At 20:00 CET we updated our status on the status page. Initially, we needed to keep an eye on the whole situation to ensure that the amount of data that was going through would not lead to problems when importing.

After this and up until today, we kept an eye on the situation and all data has been copied correctly and successfully. In addition to that, the second fix for our delayed import issues was a success and so far we haven't had any abnormal delays. In order to provide more confidence, we'll monitor the queues which copy data between our API servers and import servers for a week. Next week we'll introduce our third and final fix.

What did we do to prevent such an issue happening again?
We've changed our QA processes; we've added additional steps after QA'ing the changed API functionality to also check the whole process from import to upload. This should guarantee that we even catch the errors which are not directly visible in just the API itself.

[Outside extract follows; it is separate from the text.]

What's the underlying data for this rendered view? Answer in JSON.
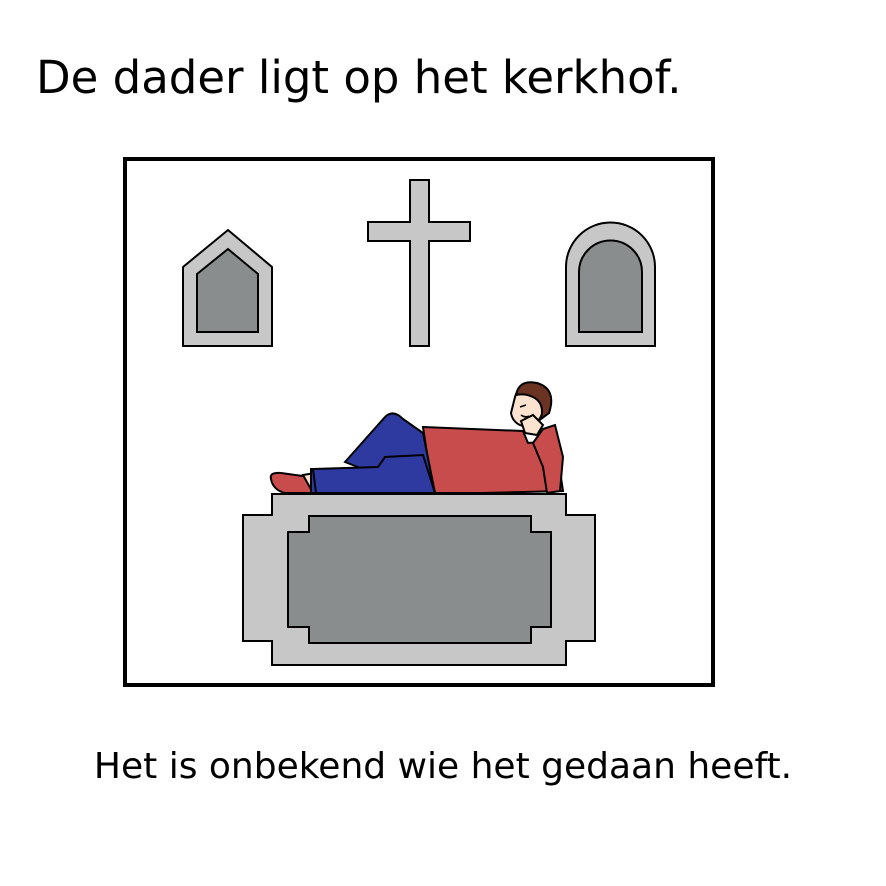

Posted Dec 10, 2019 - 15:13 CET

Resolved

After monitoring the incident for a full working day, all issues are resolved and all sites using the API should perform as regular.
Posted Dec 09, 2019 - 17:49 CET

Monitoring

The data has been restored to our import server and will be imported in the correct order.
The queue that built up during the day is also resolved and we're up to date on that as well.

Next run of your site could take longer, due to the built up of files. If any issues occur please let us know.

Post mortem will be followed up with soon!
Posted Dec 06, 2019 - 20:04 CET

Update

All delayed data is now being copied to our import server and next runs will slowly pick up the new data.

Once all data is fully copied, we'll write another update.
Posted Dec 06, 2019 - 17:58 CET

Identified

We've gotten several reports that API imports results in 0 products.
We've investigated the issue and found the problem with our logic. The logic is fixed, now we're looking to move the data to the correct location so it can be imported.

No data which was sent during this period was lost! We're restoring all data in the correct order, so that all delta's will be applied as expected.
Posted Dec 06, 2019 - 12:46 CET
This incident affected: Platform API.